Aquelas duas palavras rosnadas por Kankuro mal pareceram que saíram de sua boca e seu corpo tremia em pura adrenalina e ira ao encurtar a distância entre ele e o irmão, empurrando quem estivesse na frente até que seus punhos cerrados encontraram o rosto de Gaara com mais violência do que antes.

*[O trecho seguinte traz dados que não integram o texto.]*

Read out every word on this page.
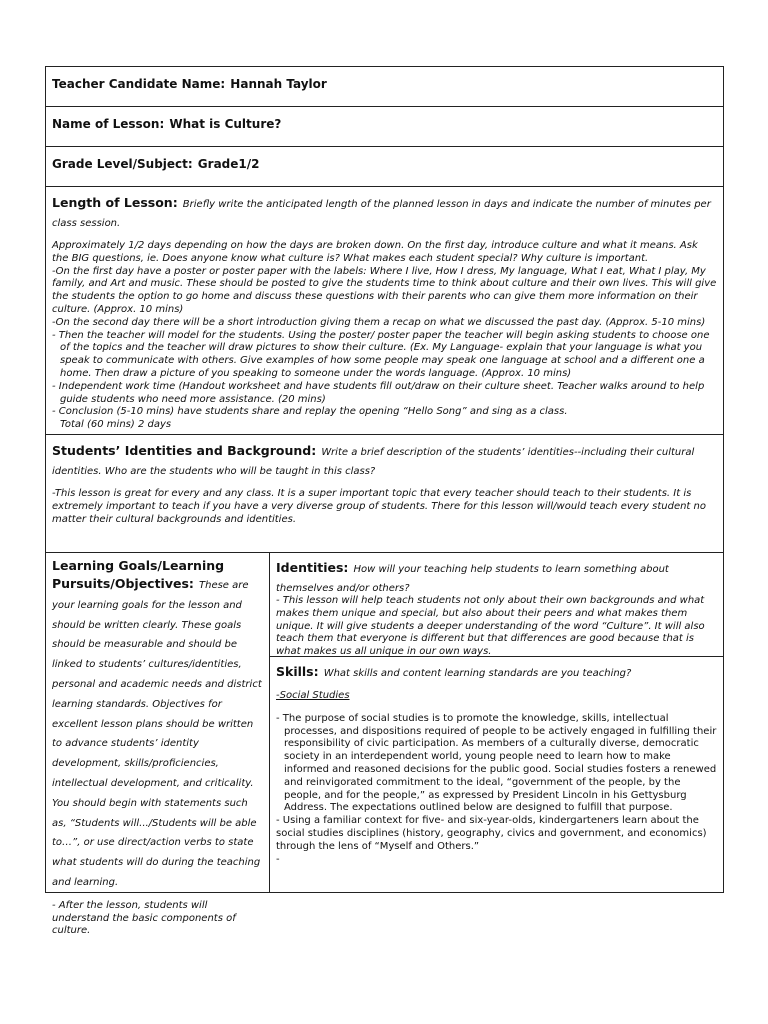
Teacher Candidate Name: Hannah Taylor
Name of Lesson: What is Culture?
Grade Level/Subject: Grade1/2
Length of Lesson: Briefly write the anticipated length of the planned lesson in days and indicate the number of minutes per class session.
Approximately 1/2 days depending on how the days are broken down. On the first day, introduce culture and what it means. Ask the BIG questions, ie. Does anyone know what culture is? What makes each student special? Why culture is important.
-On the first day have a poster or poster paper with the labels: Where I live, How I dress, My language, What I eat, What I play, My family, and Art and music. These should be posted to give the students time to think about culture and their own lives. This will give the students the option to go home and discuss these questions with their parents who can give them more information on their culture. (Approx. 10 mins)
-On the second day there will be a short introduction giving them a recap on what we discussed the past day. (Approx. 5-10 mins)
- Then the teacher will model for the students. Using the poster/ poster paper the teacher will begin asking students to choose one of the topics and the teacher will draw pictures to show their culture. (Ex. My Language- explain that your language is what you speak to communicate with others. Give examples of how some people may speak one language at school and a different one a home. Then draw a picture of you speaking to someone under the words language. (Approx. 10 mins)
- Independent work time (Handout worksheet and have students fill out/draw on their culture sheet. Teacher walks around to help guide students who need more assistance. (20 mins)
- Conclusion (5-10 mins) have students share and replay the opening “Hello Song” and sing as a class.
Total (60 mins) 2 days
Students’ Identities and Background: Write a brief description of the students’ identities--including their cultural identities. Who are the students who will be taught in this class?
-This lesson is great for every and any class. It is a super important topic that every teacher should teach to their students. It is extremely important to teach if you have a very diverse group of students. There for this lesson will/would teach every student no matter their cultural backgrounds and identities.
Learning Goals/Learning
Pursuits/Objectives: These are your learning goals for the lesson and should be written clearly. These goals should be measurable and should be linked to students’ cultures/identities, personal and academic needs and district learning standards. Objectives for excellent lesson plans should be written to advance students’ identity development, skills/proficiencies, intellectual development, and criticality. You should begin with statements such as, “Students will.../Students will be able to…”, or use direct/action verbs to state what students will do during the teaching and learning.
- After the lesson, students will understand the basic components of culture.
Identities: How will your teaching help students to learn something about themselves and/or others?
- This lesson will help teach students not only about their own backgrounds and what makes them unique and special, but also about their peers and what makes them unique. It will give students a deeper understanding of the word “Culture”. It will also teach them that everyone is different but that differences are good because that is what makes us all unique in our own ways.
Skills: What skills and content learning standards are you teaching?
-Social Studies
- The purpose of social studies is to promote the knowledge, skills, intellectual processes, and dispositions required of people to be actively engaged in fulfilling their responsibility of civic participation. As members of a culturally diverse, democratic society in an interdependent world, young people need to learn how to make informed and reasoned decisions for the public good. Social studies fosters a renewed and reinvigorated commitment to the ideal, “government of the people, by the people, and for the people,” as expressed by President Lincoln in his Gettysburg Address. The expectations outlined below are designed to fulfill that purpose.
- Using a familiar context for five- and six-year-olds, kindergarteners learn about the social studies disciplines (history, geography, civics and government, and economics) through the lens of “Myself and Others.”
-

Naqueles instantes, pouco lhe importava os dedos intrometidos de quem tentava separá-los, os gritos desconexos ou o barulho de algumas armas sendo destravadas.

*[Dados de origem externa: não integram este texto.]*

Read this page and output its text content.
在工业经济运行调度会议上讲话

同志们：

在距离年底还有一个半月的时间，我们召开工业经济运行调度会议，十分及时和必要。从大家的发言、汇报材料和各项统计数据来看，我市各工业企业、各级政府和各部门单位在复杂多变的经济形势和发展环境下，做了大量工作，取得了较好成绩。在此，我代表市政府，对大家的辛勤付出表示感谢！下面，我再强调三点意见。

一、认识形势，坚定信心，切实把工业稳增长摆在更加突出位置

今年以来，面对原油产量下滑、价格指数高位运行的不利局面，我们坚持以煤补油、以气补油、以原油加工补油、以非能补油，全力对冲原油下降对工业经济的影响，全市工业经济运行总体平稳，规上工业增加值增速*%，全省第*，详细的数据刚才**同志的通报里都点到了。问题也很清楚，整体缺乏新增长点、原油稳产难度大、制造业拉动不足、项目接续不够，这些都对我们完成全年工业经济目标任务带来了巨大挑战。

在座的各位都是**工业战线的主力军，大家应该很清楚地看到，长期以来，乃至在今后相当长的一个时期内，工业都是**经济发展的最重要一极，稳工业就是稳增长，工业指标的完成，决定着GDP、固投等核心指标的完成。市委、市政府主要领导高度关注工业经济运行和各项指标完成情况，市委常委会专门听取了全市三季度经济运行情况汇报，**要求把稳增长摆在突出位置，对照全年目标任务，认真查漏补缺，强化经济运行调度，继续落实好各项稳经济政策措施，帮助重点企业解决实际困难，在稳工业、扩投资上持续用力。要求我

Joelhadas e socos foram trocados com brutalidade, Gaara se jogou contra o irmão na esperança de derrubá-lo a tempo, antes que sua cabeça começasse a girar rápido demais e o ardor no nariz explodisse outra vez; o corpo todo de Kankuro começava a reclamar pelo esforço repentino e sua respiração ficou mais ofegante quando sentiu que era empurrado e derrubado. A pressão dos dedos de Gaara sobre o pescoço de Kankuro era maior do que ele próprio previra e assistiu o sangue começar a se concentrar num ponto do rosto do irmão.

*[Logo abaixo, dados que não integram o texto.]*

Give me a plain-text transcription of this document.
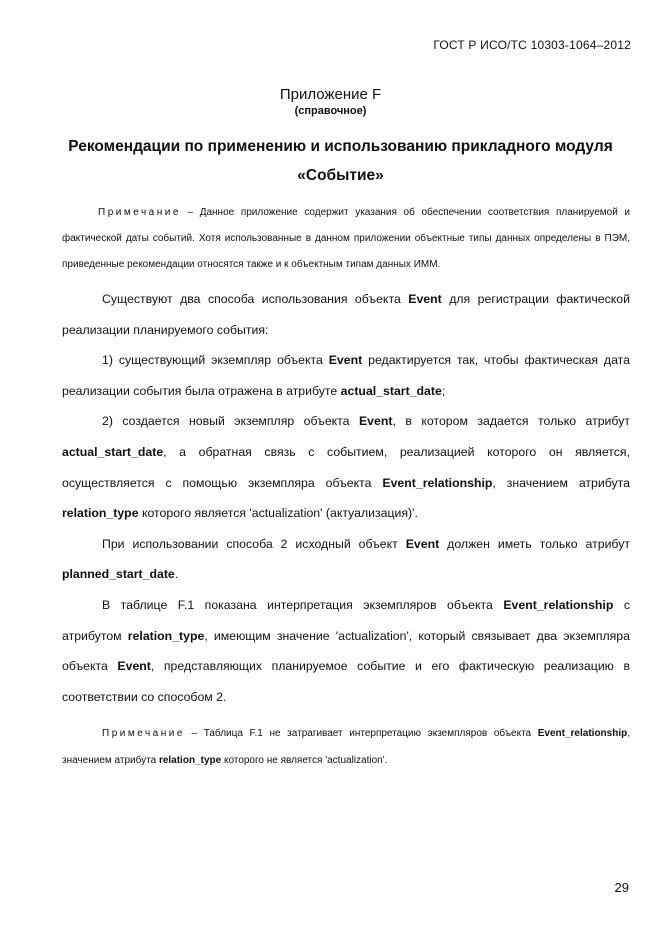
ГОСТ Р ИСО/ТС 10303-1064–2012
Приложение F
(справочное)
Рекомендации по применению и использованию прикладного модуля
«Событие»

Примечание – Данное приложение содержит указания об обеспечении соответствия планируемой и фактической даты событий. Хотя использованные в данном приложении объектные типы данных определены в ПЭМ, приведенные рекомендации относятся также и к объектным типам данных ИММ.

Существуют два способа использования объекта Event для регистрации фактической реализации планируемого события:

1) существующий экземпляр объекта Event редактируется так, чтобы фактическая дата реализации события была отражена в атрибуте actual_start_date;

2) создается новый экземпляр объекта Event, в котором задается только атрибут actual_start_date, а обратная связь с событием, реализацией которого он является, осуществляется с помощью экземпляра объекта Event_relationship, значением атрибута relation_type которого является 'actualization' (актуализация)'.

При использовании способа 2 исходный объект Event должен иметь только атрибут planned_start_date.

В таблице F.1 показана интерпретация экземпляров объекта Event_relationship с атрибутом relation_type, имеющим значение 'actualization', который связывает два экземпляра объекта Event, представляющих планируемое событие и его фактическую реализацию в соответствии со способом 2.

Примечание – Таблица F.1 не затрагивает интерпретацию экземпляров объекта Event_relationship, значением атрибута relation_type которого не является 'actualization'.

29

Parecia que para o ruivo o mundo girou bem devagar, quase cintilava em câmera lenta enquanto assistia o fôlego ameaçar abandonar seu irmão em definitivo. Quase. Seu olhar estava focado, vidrado na forma como a respiração de Kankuro começava a ficar mais forçada, mais lenta e como suas narinas trabalhavam mais rápidas em busca de ar. Quase.

Então seus dedos foram abruptamente arrancados dali.

Com igual violência e brutalidade, Sakura se aproximou e enfiou as unhas no couro cabeludo dele, forçando-o a erguer as mãos e tentar afastá-la – ela manteve as unhas ali e puxou-o com o máximo de força que possui. Kankuro rolou para o lado, as mãos pararam na garganta rapidamente e a tosse seca, machucando-a no processo, parecia um silvo aliviado de um animal ferido. Shikamaru e Sasuke puxaram Kankuro pelos ombros e Karin se aproximava com a arma em punho.

Ela mirou na direção da cabeça de Gaara enquanto Sakura sacava a própria arma e apontava-a contra a nuca do ruivo.

— Eu quero que você faça algo estúpido pra que eu enfie uma bala no seu crânio. Então, por favor, por favor, seja um idiota de novo... — o sorriso torto de Karin era tão sincero quanto suas palavras, seu dedo alcançou o gatilho e ela encarou os dois irmãos. — Espero que vocês tenham se estapeado o suficiente por hoje meninas... Vamos deixar o resto da emoção com os infectados, sim?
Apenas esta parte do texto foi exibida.